I blame a lot of things for me not doing to well… or I want to blame a lot of things.
As an aside, as part of me doing better, I’m trying to use more positive internal language and blame is often a negative word. “Don’t point the blame” or “They’re playing the blame game”. So blame has (I believe) a negative connotation in some environments… sigh… let me get out of this tangent quickly. My thoughts want to dictionarise the word blame for this article, which is not the point of this. My intent is with the use of the word blame; I want to use the word in the factual sense without the attached emotion, if that’s possible. As in the cause of something…. I guess by definition blame is negative in a sense. Blame is only used if something is a problem. The word blame is never used earnestly when you’re accusing someone of doing you a good turn. “I blame you for me winning the lottery!”
Time to move on.
So… as I said, I want to attribute blame to a lot of things: Work, my diet, my sleeping pattern, lack of exercise and of course myself.
I am doing a lot of work on my the myself part… which is why things are starting to feel better.
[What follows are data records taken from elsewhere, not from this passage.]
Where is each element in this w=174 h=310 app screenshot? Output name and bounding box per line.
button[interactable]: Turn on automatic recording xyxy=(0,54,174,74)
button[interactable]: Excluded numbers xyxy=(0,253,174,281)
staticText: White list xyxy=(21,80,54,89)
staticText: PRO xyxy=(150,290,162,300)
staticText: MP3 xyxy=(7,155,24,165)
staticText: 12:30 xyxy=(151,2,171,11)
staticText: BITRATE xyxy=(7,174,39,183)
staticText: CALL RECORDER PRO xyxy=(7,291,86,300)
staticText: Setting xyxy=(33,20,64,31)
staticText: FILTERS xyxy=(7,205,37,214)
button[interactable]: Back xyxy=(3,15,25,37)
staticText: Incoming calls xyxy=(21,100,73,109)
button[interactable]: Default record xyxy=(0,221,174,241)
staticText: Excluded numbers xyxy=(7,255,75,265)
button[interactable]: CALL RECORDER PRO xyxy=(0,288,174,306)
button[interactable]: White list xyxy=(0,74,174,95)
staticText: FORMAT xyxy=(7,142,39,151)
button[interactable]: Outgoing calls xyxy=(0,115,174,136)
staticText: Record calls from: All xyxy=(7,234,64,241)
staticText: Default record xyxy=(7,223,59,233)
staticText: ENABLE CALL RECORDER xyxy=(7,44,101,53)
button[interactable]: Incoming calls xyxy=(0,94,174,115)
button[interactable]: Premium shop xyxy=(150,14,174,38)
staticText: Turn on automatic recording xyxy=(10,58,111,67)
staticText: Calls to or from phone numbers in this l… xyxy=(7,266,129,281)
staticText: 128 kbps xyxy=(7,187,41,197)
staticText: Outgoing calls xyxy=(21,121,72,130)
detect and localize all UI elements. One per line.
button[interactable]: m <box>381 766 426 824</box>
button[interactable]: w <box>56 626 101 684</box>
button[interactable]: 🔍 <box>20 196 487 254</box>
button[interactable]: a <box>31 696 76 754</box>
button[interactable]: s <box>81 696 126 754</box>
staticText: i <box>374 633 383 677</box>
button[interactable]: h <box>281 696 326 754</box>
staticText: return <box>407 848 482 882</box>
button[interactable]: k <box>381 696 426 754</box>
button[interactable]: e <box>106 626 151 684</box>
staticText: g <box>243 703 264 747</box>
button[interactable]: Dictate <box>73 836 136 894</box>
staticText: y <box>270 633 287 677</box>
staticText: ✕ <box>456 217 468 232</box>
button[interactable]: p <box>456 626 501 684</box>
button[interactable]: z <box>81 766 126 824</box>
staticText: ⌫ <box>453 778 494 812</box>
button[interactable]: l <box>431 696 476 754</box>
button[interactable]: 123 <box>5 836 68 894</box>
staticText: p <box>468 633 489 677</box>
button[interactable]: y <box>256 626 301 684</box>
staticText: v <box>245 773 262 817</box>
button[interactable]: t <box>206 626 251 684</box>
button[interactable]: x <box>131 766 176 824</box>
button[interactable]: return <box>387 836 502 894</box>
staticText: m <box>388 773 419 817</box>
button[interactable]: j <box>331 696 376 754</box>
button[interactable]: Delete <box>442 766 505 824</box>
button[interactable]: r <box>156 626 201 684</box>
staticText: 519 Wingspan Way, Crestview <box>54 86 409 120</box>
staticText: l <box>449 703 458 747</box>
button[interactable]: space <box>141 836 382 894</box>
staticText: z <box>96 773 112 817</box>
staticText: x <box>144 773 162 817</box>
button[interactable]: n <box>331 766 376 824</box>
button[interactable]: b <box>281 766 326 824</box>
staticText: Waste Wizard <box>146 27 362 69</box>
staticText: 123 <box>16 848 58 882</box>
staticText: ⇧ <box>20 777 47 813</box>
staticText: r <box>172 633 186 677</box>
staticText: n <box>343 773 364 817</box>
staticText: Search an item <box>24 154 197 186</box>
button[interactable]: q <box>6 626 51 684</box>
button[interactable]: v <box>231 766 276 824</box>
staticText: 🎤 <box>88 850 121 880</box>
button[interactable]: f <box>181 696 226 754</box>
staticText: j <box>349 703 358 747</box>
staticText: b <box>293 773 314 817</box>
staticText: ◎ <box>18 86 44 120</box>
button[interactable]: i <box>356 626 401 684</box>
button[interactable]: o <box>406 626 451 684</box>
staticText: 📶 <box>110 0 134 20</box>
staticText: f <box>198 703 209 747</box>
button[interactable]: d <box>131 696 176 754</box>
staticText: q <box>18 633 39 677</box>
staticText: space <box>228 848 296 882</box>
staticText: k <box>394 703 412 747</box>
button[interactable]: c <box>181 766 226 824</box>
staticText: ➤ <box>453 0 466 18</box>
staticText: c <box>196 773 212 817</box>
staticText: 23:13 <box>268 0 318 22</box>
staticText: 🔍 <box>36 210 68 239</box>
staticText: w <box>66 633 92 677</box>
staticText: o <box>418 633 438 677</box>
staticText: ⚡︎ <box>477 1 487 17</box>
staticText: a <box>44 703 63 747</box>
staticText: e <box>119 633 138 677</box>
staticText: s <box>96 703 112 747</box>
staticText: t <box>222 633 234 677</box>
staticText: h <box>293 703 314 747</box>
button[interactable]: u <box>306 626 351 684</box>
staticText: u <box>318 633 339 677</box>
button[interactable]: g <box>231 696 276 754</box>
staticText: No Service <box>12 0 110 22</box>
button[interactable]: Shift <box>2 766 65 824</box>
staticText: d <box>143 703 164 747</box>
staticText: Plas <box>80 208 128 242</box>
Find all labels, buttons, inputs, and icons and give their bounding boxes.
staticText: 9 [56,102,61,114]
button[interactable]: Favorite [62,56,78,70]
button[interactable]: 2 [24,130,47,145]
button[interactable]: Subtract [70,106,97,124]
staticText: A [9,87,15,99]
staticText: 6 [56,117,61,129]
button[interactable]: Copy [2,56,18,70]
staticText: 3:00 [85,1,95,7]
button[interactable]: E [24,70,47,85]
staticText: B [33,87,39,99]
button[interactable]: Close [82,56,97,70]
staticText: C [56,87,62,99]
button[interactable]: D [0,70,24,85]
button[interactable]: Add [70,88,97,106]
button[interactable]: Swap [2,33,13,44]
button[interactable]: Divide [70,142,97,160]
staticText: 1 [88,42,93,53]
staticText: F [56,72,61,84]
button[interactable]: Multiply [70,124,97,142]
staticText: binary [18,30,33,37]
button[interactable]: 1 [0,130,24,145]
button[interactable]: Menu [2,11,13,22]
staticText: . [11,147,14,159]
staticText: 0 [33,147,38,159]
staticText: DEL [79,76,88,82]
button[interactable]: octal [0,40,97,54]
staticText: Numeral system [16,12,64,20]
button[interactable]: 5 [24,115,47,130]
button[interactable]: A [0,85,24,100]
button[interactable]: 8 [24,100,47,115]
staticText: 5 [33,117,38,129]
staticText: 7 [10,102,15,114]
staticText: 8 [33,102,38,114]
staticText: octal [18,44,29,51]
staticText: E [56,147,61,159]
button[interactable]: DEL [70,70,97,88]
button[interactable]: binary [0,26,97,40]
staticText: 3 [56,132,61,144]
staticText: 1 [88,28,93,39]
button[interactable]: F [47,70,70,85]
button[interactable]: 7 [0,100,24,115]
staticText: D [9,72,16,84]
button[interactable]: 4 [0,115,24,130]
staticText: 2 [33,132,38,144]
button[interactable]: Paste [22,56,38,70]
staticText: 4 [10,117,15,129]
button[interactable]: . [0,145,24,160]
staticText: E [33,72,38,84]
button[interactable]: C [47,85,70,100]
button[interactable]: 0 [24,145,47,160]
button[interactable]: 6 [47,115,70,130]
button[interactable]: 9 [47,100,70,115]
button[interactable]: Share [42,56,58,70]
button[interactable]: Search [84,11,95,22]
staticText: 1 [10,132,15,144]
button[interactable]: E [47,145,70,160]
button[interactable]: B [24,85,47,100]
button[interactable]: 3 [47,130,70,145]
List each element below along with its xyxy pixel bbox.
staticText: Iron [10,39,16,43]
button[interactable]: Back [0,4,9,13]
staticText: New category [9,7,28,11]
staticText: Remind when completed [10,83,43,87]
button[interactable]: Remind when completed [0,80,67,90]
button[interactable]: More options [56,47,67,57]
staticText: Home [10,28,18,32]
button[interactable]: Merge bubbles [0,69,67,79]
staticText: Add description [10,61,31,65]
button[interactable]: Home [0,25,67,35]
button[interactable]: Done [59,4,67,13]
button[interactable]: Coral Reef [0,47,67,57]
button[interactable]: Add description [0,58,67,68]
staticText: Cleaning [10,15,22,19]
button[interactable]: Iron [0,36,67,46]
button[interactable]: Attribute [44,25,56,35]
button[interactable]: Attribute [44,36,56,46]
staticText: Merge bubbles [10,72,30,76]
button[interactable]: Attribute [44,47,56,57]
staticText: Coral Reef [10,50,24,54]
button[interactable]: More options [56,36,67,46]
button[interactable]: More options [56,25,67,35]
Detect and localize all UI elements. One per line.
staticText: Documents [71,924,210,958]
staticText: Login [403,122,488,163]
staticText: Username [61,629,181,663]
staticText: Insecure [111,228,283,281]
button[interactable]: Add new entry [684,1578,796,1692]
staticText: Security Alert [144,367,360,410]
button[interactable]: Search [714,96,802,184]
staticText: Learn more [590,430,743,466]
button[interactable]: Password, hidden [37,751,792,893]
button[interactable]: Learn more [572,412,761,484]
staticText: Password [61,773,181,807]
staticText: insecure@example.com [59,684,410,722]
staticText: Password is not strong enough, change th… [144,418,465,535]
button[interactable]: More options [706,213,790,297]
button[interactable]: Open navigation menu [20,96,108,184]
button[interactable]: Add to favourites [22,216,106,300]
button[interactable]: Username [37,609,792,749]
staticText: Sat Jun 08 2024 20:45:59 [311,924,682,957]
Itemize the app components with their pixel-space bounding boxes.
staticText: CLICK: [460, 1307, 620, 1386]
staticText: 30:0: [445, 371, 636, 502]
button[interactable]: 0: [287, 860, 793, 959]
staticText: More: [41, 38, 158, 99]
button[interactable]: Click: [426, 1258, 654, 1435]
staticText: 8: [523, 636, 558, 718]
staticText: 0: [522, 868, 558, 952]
Drinking less, eating less, some exercise (my knees are fucked so I have to take it easy there) meditation (which I should be doing now instead of writing this) and maybe some other things I can’t think of right now. The last step is to now form those habits so that it’s not a Please-Jesus-I’ll-go-to-church-if-you-let-me-pass-this-test-I-didn’t-study-for!!! level of desperation when I use these techniques. My goal is to take care of myself on a daily basis. Marathon-not-a-sprint type mindset.
Meditation is amazing by the way. It really fucking works. It helps me with sleep. It helps me with will power. It helps me with mood. It helps me with clarity. It’s like giving a little bit of time back to yourself. It allows me to feel emotion. The unfortunate thing is that I feel anxiety 10x stronger but it also allows for me to feel happiness. I’d much rather feel anxiety than nothing at all. Meditation also allowed me to win more of the internal motivational battles I have with myself. So that means more exercise and better diet… most… a lot of the… some of the time. And you know what? Some of the time is ok. It’s better than the none of the time I was doing before.
Anyway. I was hoping to talk about work as I don’t quite have that bit figured out yet. But I really need to go meditate. I have not done it in 2 weeks now. And like and still want to get some reading in before bed. I am reading the Robert Jordan’s the Wheel of time. It’s great, I am hooked. I am on the 7th…?… book now?
I really hope you’re well. I miss you all.